En la compaignie du daulphin à faire son entrée
à Rains, le dimance XVII° jour dudit moix de juillet,
estoient les contes de Richemont, d'Alenchon et de Vendomme, Charles
de Bourbon, le filz du conte d'Alenchon, les seigneurs de La Trimouille
et de Bosquiaux, de Grantpré, de Graville, de Gamaches, Poton
de Sainte-Treille, les sieurs de Gaucourt et de Dampierre, Christoffle
de Harcourt, Estienne de Vignolles, dit Lahire, la Pucelle et autres
cappitaines et seigneurs en grand nombre. Et avoit en sa compaignie
grant puissance de gens d'armes et de communes qui tous les jours
luy croissoient. Et fu, ce dit jour, sacré en l'église
dudit lieu par ledit archevesque ; et le jeudi ensuiant, il fu pour
faire garir les malades à Marcois (1).
Et chevaulçoit ladite Pucelle devant le roy, toute armée
de plain harnas, à estandart desployé ; et quant elle
estoit desarmée, s'avoit elle estat et habis de chevalier,
sollers lachiés dehors piet, pourpoint et cauches justes
et ung chapelet sur le tieste ; et portoit très nobles habis
de draps d'or et de soie bien fourés.
Le Dauphin viennois et son armée s'avancèrent tellement qu'ils arrivèrent
près de Reims. Cependant, au mois de juin, le régent de France
avait fait une grosse armée pour aller contre ledit Dauphin, recueillant
et mettant sur pied tous ceux qui s'étaient échappés et s'étaient sauvés
d'Orléans et d'Yenville ; mais, pendant qu'il mettait son armée sur pied,
le Dauphin et la Pucelle faisaient tous les jours des conquêtes, et étaient
arrivés à Sept-Saulx non loin de Reims. Le Dauphin envoya sommer
les habitants de cette ville de lui ouvrir leurs portes, et de lui rendre
obéissance, malgré qu'ils eussent promis aux ambassadeurs du duc de
Bourgogne, ainsi qu'il a été dit, de résister à ce même Dauphin.
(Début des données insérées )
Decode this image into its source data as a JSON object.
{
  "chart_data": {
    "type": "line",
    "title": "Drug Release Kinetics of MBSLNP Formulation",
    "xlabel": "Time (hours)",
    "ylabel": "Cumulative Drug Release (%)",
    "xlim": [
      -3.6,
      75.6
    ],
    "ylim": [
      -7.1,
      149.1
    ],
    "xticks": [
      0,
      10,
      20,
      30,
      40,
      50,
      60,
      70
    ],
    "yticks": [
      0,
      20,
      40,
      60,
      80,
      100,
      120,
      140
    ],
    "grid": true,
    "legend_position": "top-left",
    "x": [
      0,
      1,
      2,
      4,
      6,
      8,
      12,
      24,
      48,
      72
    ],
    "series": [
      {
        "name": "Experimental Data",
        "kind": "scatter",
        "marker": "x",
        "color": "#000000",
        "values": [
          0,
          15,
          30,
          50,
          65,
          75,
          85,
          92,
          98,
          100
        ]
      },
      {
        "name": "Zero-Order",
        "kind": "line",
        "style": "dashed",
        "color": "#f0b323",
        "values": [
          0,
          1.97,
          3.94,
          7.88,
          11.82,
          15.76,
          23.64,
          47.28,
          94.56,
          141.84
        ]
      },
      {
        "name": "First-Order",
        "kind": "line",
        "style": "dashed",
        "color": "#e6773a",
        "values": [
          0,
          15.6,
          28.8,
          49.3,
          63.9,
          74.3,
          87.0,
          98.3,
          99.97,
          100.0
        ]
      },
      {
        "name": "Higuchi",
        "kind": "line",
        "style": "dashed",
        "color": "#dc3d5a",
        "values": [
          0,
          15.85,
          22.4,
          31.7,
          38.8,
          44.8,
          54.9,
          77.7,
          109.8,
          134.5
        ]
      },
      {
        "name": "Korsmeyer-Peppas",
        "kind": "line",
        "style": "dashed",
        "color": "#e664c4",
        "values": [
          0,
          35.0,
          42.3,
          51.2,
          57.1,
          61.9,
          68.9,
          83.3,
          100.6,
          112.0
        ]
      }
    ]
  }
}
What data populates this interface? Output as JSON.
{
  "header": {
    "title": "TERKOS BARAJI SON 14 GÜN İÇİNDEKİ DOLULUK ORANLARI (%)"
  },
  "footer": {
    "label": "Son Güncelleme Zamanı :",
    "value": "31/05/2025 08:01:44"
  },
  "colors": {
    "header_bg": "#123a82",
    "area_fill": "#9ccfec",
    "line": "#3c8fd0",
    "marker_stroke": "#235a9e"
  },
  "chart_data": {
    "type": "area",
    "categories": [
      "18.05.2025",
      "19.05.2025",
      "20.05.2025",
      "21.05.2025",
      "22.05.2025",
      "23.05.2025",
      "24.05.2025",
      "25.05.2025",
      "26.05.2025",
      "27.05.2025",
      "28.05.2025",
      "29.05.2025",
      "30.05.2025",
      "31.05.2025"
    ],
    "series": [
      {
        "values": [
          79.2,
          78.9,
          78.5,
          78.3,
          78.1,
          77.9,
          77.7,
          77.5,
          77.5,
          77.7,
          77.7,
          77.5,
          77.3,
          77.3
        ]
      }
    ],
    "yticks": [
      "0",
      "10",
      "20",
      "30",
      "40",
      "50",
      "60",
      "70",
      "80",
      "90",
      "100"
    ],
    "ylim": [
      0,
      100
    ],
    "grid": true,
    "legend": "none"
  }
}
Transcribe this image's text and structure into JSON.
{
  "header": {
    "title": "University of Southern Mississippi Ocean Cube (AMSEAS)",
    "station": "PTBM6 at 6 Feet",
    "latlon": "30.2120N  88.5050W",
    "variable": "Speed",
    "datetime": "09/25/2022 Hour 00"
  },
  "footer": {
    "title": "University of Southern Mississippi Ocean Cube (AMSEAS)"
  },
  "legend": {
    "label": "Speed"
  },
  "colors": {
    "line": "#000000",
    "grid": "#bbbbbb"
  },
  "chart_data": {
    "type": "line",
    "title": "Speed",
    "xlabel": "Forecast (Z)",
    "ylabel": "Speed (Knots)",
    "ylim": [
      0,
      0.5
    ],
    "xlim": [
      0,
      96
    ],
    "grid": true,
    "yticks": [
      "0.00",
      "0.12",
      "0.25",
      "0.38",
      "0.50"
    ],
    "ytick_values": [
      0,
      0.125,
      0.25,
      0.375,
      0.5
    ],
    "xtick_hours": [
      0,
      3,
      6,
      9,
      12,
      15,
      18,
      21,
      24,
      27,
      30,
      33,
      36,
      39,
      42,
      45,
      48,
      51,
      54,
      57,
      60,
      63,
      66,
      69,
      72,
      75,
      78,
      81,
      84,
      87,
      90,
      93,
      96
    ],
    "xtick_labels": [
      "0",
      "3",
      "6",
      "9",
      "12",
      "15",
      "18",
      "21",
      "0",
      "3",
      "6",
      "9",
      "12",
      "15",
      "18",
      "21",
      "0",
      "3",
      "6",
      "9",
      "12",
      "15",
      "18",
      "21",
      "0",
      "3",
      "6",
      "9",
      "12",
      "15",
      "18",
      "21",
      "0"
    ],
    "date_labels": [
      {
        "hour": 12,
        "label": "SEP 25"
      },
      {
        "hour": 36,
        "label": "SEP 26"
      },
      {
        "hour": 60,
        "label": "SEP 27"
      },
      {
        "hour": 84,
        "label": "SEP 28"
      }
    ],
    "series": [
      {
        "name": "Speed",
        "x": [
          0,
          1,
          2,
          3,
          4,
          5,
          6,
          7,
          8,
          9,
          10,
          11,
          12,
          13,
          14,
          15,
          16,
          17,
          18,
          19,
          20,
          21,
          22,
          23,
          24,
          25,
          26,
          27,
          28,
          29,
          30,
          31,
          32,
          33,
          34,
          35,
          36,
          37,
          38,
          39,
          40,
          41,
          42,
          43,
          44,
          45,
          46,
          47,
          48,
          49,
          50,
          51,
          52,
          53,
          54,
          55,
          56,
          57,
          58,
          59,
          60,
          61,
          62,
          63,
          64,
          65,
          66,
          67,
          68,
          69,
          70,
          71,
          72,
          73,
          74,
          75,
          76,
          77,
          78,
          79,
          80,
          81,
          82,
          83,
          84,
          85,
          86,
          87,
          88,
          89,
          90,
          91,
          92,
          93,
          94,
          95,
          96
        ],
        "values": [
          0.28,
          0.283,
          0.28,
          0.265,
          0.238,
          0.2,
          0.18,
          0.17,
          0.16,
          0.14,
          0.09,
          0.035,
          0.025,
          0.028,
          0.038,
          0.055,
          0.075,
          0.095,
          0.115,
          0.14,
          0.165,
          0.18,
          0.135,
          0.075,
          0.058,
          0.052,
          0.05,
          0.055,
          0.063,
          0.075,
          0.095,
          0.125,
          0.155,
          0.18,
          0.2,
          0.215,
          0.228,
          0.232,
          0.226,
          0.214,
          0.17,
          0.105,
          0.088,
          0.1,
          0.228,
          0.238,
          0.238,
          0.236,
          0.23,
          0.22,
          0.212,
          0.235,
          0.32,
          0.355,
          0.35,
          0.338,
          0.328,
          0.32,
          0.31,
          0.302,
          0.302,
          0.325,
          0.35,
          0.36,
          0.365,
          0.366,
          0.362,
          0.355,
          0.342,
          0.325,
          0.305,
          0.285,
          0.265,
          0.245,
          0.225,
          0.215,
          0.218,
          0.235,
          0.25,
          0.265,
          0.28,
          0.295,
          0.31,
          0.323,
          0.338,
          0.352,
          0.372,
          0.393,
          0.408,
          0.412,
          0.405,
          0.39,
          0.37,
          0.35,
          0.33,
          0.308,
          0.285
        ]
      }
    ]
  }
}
Quand les habitants de Reims entendirent la sommation qu'on leur
faisait de se rendre, ils se réunirent en conseil, conclurent aussitôt d'ouvrir
leurs portes et de rendre obéissance au Dauphin, comme à leur seigneur
naturel, et ainsi il fut fait.
L'archevêque de Reims, chancelier du Dauphin, entra à Reims le
16 juillet, et il y fit son entrée avec une très grande suite. Il fut reçu et
félicité très grandement.
En la compagnie du Dauphin, pour faire son entrée à Reims, le dimanche XVIIe jour du mois de juillet (2), étaient les comtes de Richemont,
d'Alençon, les seigneurs de La Trémoille, de Bosquiaux, de Grandpré,
de Graville, de Gamaches, Poton de Xaintrailles, les seigneurs de Gaucourt
et de Dampierre, Christophe d'Harcourt, Etienne de Vignoles
dit La Hire, la Pucelle et autres capitaines et seigneurs en très grand
nombre. Il avait en sa compagnie une forte armée de gens d'armes et d'hommes des communes qui croissait tous les jours. Ledit jour, il fut sacré
en l'église de Reims par l'Archevêque. Le jeudi suivant il fut à Saint-Marcoul pour la guérison des malades.
La Pucelle chevauchait devant le roi, armée de toutes pièces, l'étendard
déployé. Quand elle était désarmée, elle portait l'habit et avait l'état
d'un chevalier, des souliers avec des lacets en dehors du pied, pourpoint
et chausses justes, un petit chapeau sur la tête ; elle portait de très
nobles habits de draps d'or et de soie, bien fourrés.
Source
: édition Jules Quicherat - 1882.
Mise en Français plus moderne : J.-B.-J. Ayroles "La vraie Jeanne d'Arc - t.III.
Notes :
1 Corrigez "Saint-Marcoul de Corbeny".
2 L'entrée eut lieu le 16 au soir et Richemont n'y était pas.